The immobilized liquid membrane conductor of the present invention immobilizes the electrolyte solution by the solubility of the graft-polymerized polymer,
By suppressing the excessive swelling by the porous membrane base skeleton made of polyolefin, it is possible to stably hold the electrolyte solution in a wide temperature range and to keep the evaporation rate of the electrolyte solution extremely low, Good conductivity can be maintained over a wide temperature range. That is, safety in overcharging can be improved without significantly lowering the electronic conductivity. Further, the immobilized liquid film conductor has excellent mechanical strength due to a skeleton made of polyolefin, and can be applied with almost no change in a conventional battery manufacturing process. In addition, since this immobilized liquid film conductor has both ion and electron conductivity, the electrolyte,
It is particularly useful for electrodes using a liquid electrolyte, such as batteries, electrochromic devices, electric double layer capacitors, and liquid crystal devices.
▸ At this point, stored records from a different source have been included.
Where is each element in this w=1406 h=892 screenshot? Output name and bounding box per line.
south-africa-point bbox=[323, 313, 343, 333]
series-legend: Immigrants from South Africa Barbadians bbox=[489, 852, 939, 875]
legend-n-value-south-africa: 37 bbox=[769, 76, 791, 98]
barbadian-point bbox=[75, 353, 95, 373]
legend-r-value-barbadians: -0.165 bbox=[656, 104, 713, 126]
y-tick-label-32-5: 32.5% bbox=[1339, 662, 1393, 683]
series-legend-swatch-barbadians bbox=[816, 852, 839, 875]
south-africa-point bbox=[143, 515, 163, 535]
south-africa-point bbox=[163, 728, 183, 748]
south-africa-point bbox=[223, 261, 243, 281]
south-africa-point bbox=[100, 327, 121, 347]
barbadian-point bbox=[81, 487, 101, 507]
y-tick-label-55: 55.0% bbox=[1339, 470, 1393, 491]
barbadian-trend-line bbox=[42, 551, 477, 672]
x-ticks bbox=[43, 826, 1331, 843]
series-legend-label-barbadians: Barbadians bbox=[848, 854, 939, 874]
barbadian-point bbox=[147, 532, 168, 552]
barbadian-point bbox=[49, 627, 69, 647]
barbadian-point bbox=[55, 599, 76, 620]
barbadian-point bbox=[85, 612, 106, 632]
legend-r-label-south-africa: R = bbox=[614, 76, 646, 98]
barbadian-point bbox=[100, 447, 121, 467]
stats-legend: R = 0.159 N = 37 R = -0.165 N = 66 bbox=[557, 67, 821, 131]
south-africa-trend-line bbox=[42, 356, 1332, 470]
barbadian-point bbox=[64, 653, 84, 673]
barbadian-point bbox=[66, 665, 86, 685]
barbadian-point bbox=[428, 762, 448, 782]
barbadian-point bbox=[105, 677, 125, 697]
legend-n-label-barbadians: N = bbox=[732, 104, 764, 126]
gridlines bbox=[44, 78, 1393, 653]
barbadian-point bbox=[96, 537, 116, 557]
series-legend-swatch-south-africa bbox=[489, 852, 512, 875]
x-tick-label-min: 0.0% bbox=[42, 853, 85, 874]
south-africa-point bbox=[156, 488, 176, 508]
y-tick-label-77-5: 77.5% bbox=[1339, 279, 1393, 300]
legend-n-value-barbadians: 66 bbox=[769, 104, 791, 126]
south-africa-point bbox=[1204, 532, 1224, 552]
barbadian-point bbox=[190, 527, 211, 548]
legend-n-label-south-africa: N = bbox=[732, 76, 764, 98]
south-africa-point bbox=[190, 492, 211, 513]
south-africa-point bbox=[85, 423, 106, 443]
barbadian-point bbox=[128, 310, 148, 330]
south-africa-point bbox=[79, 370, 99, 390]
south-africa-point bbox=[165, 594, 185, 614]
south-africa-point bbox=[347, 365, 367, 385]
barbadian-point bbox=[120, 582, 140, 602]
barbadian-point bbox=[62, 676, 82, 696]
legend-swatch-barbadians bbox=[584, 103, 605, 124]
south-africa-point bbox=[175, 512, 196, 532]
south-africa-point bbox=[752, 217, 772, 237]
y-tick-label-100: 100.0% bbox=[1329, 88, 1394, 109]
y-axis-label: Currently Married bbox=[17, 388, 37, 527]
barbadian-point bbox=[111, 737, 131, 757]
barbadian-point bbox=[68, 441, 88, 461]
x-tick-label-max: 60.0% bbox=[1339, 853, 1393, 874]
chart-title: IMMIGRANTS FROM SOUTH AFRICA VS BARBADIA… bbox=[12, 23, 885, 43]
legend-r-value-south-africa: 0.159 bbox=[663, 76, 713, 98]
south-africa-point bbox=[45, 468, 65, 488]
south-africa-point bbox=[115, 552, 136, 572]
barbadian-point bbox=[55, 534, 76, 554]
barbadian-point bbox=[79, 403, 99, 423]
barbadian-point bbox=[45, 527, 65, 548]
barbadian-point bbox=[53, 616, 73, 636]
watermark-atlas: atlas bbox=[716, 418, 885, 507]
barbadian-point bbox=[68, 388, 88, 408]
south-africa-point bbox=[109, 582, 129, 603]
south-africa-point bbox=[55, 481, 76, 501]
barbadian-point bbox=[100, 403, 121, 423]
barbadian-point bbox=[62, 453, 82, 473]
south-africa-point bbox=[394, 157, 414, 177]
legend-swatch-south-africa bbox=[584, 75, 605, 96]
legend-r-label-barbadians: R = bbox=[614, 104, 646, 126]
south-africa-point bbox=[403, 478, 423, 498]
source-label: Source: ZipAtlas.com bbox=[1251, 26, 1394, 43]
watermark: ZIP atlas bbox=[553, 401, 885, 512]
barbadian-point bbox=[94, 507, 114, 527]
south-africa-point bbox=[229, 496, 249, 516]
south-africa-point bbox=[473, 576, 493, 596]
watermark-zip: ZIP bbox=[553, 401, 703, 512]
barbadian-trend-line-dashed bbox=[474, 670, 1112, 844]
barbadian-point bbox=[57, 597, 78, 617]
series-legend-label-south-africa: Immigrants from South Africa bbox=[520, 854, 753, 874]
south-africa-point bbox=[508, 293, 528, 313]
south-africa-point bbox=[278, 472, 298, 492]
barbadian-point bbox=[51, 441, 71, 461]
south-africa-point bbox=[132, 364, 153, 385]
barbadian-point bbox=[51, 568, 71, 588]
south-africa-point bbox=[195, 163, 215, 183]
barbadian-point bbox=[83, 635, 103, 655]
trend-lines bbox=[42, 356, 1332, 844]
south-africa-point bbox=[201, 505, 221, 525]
Since the ionic conductor in the immobilized liquid membrane conductor is continuous with the electrolyte between the electrodes and is in close contact with the porous conductive film over a wide area, it is effective as an electrode material for various cells and elements using the electrolyte. .

Claims (2)

[Claims] 1. An immobilized liquid membrane conductor in which an aprotic electrolyte solution is immobilized on a microporous polyolefin membrane containing a graft polymer having solubility in an aprotic electrolyte solution and an electron conductive material. 2. A polymer having solubility in an aprotic electrolyte solution is graft-polymerized on the surface of a microporous polyolefin membrane containing an electron conductive material and on the surface of pores, and this is impregnated with an aprotic electrolyte solution. For producing an immobilized liquid film conductor to be immobilized.